Where, then, can we go from here? There are three basic outcomes.

The first outcome is the preference of most in the British political establishment. Often, in sectarian societies, the elite class acknowledges sectarianism as a fact, but does not actively try to counter it. Instead, it attempts to manage it. Each group in society — including, in this case, the English — is given equal regard as a stakeholder to be managed. Institutions are designed to minimise direct conflict and friction, largely through compromise. National identity is shaped to be as inclusive as possible, even to the detriment of the groups which built and shaped society in the first place. Different groups are represented by different political parties or factions, and compromise between those groups becomes the basis for political decision-making. 

If nothing changes, this will be the approach taken by the British political establishment. We can already see this taking shape, including through parallel judicial, legal, and educational institutions. Keir Starmer’s most recent St. George’s Day address was revealing in this regard — his remarks focused on chiding the English, as one subject people amongst many, for their apparent lack of commitment to the project of coexistence.

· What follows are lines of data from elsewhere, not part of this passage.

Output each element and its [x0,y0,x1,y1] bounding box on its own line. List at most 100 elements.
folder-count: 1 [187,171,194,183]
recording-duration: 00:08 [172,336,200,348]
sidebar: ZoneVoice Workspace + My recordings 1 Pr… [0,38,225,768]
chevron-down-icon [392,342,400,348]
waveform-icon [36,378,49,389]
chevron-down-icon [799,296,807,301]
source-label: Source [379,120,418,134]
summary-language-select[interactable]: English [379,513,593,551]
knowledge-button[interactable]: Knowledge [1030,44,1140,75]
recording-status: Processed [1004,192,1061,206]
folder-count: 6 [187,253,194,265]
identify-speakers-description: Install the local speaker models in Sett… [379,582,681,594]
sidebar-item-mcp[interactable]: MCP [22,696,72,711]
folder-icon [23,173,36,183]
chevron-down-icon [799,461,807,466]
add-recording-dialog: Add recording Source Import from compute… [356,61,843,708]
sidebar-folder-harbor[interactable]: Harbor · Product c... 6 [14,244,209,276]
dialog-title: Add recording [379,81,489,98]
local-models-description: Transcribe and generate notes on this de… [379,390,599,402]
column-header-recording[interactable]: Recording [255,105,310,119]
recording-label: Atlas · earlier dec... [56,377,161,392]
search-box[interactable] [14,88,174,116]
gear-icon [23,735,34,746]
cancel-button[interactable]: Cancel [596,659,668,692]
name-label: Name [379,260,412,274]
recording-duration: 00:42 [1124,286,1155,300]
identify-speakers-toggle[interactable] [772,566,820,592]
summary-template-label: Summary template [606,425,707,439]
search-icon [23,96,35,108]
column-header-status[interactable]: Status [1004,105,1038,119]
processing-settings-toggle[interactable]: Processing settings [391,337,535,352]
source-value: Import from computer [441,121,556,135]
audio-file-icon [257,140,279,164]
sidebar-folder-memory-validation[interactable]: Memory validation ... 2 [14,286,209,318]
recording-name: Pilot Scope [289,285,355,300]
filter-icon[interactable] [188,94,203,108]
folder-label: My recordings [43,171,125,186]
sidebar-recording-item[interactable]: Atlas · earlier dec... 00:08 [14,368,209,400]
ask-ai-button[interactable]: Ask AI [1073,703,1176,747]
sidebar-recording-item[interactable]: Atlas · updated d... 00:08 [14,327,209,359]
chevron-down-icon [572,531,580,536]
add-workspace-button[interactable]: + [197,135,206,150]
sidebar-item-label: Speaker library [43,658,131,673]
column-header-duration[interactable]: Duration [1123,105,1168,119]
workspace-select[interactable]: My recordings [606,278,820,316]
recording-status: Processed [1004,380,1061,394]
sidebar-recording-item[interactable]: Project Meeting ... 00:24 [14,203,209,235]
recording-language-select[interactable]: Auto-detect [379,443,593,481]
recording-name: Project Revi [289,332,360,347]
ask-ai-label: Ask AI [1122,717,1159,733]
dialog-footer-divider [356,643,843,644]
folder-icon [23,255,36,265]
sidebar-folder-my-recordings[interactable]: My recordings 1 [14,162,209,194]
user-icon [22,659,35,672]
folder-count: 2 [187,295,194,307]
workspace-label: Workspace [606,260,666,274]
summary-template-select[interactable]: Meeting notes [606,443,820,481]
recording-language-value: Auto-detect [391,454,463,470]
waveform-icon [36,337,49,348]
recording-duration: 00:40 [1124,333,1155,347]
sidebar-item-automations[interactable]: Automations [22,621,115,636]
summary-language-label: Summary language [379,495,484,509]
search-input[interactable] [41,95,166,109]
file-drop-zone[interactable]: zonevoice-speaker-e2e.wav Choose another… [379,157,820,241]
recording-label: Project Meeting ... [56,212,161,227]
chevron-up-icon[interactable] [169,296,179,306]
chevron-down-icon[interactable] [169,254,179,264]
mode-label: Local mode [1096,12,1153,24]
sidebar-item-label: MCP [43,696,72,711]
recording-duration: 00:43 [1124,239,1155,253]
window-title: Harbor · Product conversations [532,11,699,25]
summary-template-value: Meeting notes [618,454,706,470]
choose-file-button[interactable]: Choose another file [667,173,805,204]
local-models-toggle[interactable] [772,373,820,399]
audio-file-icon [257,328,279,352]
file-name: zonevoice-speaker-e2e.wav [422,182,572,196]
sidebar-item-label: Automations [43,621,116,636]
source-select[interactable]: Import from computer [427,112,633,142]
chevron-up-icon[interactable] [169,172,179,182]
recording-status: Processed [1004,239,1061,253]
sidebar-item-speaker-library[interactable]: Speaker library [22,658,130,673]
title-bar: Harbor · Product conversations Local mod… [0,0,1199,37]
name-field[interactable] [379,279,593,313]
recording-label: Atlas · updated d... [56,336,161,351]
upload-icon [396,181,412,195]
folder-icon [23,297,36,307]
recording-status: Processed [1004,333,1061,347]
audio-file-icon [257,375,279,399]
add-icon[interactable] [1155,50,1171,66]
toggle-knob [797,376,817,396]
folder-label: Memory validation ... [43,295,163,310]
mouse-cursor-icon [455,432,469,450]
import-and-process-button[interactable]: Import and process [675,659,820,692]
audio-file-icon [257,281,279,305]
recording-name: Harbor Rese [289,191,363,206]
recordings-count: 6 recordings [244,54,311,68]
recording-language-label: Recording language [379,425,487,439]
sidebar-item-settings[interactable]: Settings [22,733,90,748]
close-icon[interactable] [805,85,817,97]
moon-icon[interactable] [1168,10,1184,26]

In most cases, this approach results in economic and social stagnation, as zero-sum compromises prevent the kind of positive-sum political experiments that enable countries to progress and thrive. In all cases, it involves the removal of freedoms and liberties from all groups. After all, political freedom enables conflict to be resolved openly, and open conflict is impermissible in a system designed to force different groups to coexist.

The second outcome is really the failure-state of the first. If groups cannot be managed by a high-handed, compromise-minded elite, then they will descend into the kind of sporadic violence which has characterised life in Northern Ireland, in Bosnia, and in Lebanon in decades gone by. Politics ceases to be relevant, other than as a process by which conflict might be paused. This outcome is that of the failed state, and it is an outcome that we may live to see.

The third outcome is the victory of one group over the others — either because that group overwhelms all others in numerical terms, or because it becomes sufficiently powerful to enforce norms and behaviours onto other groups. In the British context, this would mean the re-empowerment of the British people — as the group from which the British state’s legitimacy is derived, and as the group that the British state is designed to serve. Other groups might be prevented from growing by the ending of mass migration, they might assimilate into the cultural and behavioural norms of the British people, including through intermarriage — and, for some people, they might simply leave. 

We know that these are the available outcomes, because the normal state of politics — across the world and throughout history — is sectarian. We have countless examples to draw from, and they all, ultimately, fall into one of these three brackets.

We must remain sceptical of politicians, or commentators, who insist that one outcome or another is inevitable. History is contingent. We are still in a position to choose between any of these outcomes — though some will be harder to reach than others, and the road toward them will be painful. It would have been better to never have created this problem in the first place, but now that we have, we must decide how we wish to resolve it.